This is something I've been mulling for a while as a lot of vintage stuff I favour at this time of year to be 'on the border' of Americana and Ivy, I've kind of generalised it into what 'blue collar' workers would wear for work and 'white collar' workers wear for leisure - not a very accurate description but gives a broad 'ballpark' of my usual fall/autumn wardrobe.
Also the way an item is worn can mean it fits in a few 'categories'.
Pendleton board shirts are an example, although fitting in a few categories, the context they were worn in changes.
They were originally advertised as a warm winter shirt (tucked into your strides from the advert pictures, in a very 40/50s style with deeply pleated 'peg top' trousers )
but became a worn 'oversize' light jacket (in a Beach Boys style with hi-water tapered jeans and a t-shirt).
Linking into the Levis thread, like their LVC 501s I consider myself 'inspired by' rather than 'reproducing' the look now, which makes it easier to move around the Ivy/Americana/Trad/50s modernist styles and create a blended look I like.
Speaking as an American, Americana is more classic American clothing, the stuff I used to wear like jeans and white tee's and Dickies, etc... Ivy is pretty geographically in time period specific.
Americana is a very broad definition.

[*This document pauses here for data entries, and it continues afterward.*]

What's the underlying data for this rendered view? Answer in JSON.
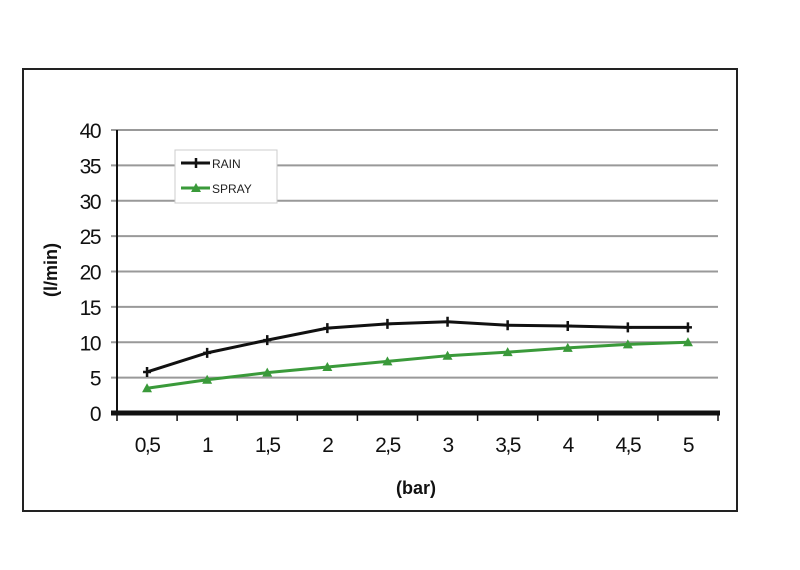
{
  "chart_data": {
    "type": "line",
    "title": "",
    "xlabel": "(bar)",
    "ylabel": "(l/min)",
    "categories": [
      "0,5",
      "1",
      "1,5",
      "2",
      "2,5",
      "3",
      "3,5",
      "4",
      "4,5",
      "5"
    ],
    "ylim": [
      0,
      40
    ],
    "yticks": [
      "0",
      "5",
      "10",
      "15",
      "20",
      "25",
      "30",
      "35",
      "40"
    ],
    "grid": true,
    "legend": "top-left",
    "series": [
      {
        "name": "RAIN",
        "color": "#111111",
        "marker": "plus",
        "values": [
          5.8,
          8.5,
          10.3,
          12.0,
          12.6,
          12.9,
          12.4,
          12.3,
          12.1,
          12.1
        ]
      },
      {
        "name": "SPRAY",
        "color": "#3a9a3a",
        "marker": "triangle",
        "values": [
          3.5,
          4.7,
          5.7,
          6.5,
          7.3,
          8.1,
          8.6,
          9.2,
          9.7,
          10.0
        ]
      }
    ]
  }
}
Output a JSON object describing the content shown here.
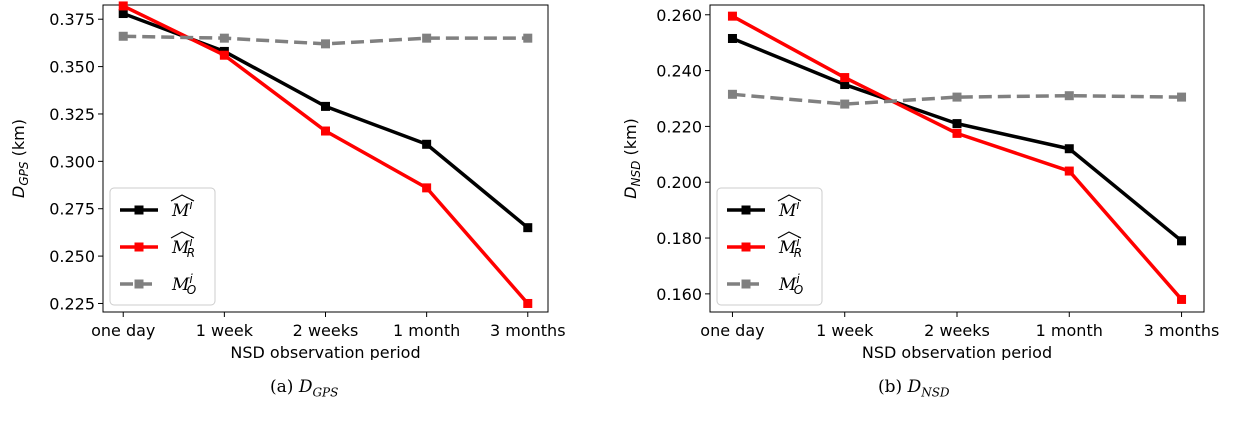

From Webster's dictionary: materials concerning or characteristic of America, its civilization, or its culture; broadly : things typical of America
But I guess when I hear it in reference to clothing alone it does conjure images of jeans, work wear, loop collars, mackinaws, shirt jacs, work boots, hunting wear, etc. Going by the above definition, you could argue Ivy is in fact a subset of Americana. I'd guess not many people into Americana as a style believe the button down collar is significant.
Last edited by Worried Man (2014-09-02 07:53:32)
I'd posit the penny loafer as a good example of an item that would fit into both categories.
^ Poetry.
I mentioned this to Armchaired before, but until browsing clothing blogs and forums, I never applied the term Americana to a style of clothes, aside from maybe varsity sweaters and leather sleeved varsity jackets. To me, Americana just brought to mind John Deere tractors, Burma Shave signs, Louisville Slugger baseball bats, and rocking chairs - stuff like that.
And yes, well said, Stan. You do have way of getting the point across.
Although Formby is right I think the point AC is trying to make is missed Americana and Ivy under their modern guises are two different schools of style.
I'd say they cross like Ivy and Prep do, but a keen eye for the details would make things clear in what camp someone resides.
Ivy to me is the smart campus or business style relating to the soft shoulder.
I could wear some rhinestone tailored jacket and be Americana, clearly not Ivy. Bit then I could wear a bd and a pendleton and then there is a foot in both camps.
It's a fluid transition between the two because the original garments coexisted alond side eachother. But I suppose we have to expected the revisionist thing that goes on.
My current love is the 50s and 60s Americana that stretches to the Japanese Suntribe look and GI influence.
Ivy to me however is the non gimmicky classic style I use as a basis to add less future proofed Americana items to.
Yeah, plenty of guys mix and match the styles today, just as you would have likely seen a fair share of genre blending in many a man's wardrobe back in the heyday of the styles.
What exactly is Japanese Suntribe? Is that like putting a bunch of postwar American GIs and Japanese soldiers on a big ship together and having them trade clothes around?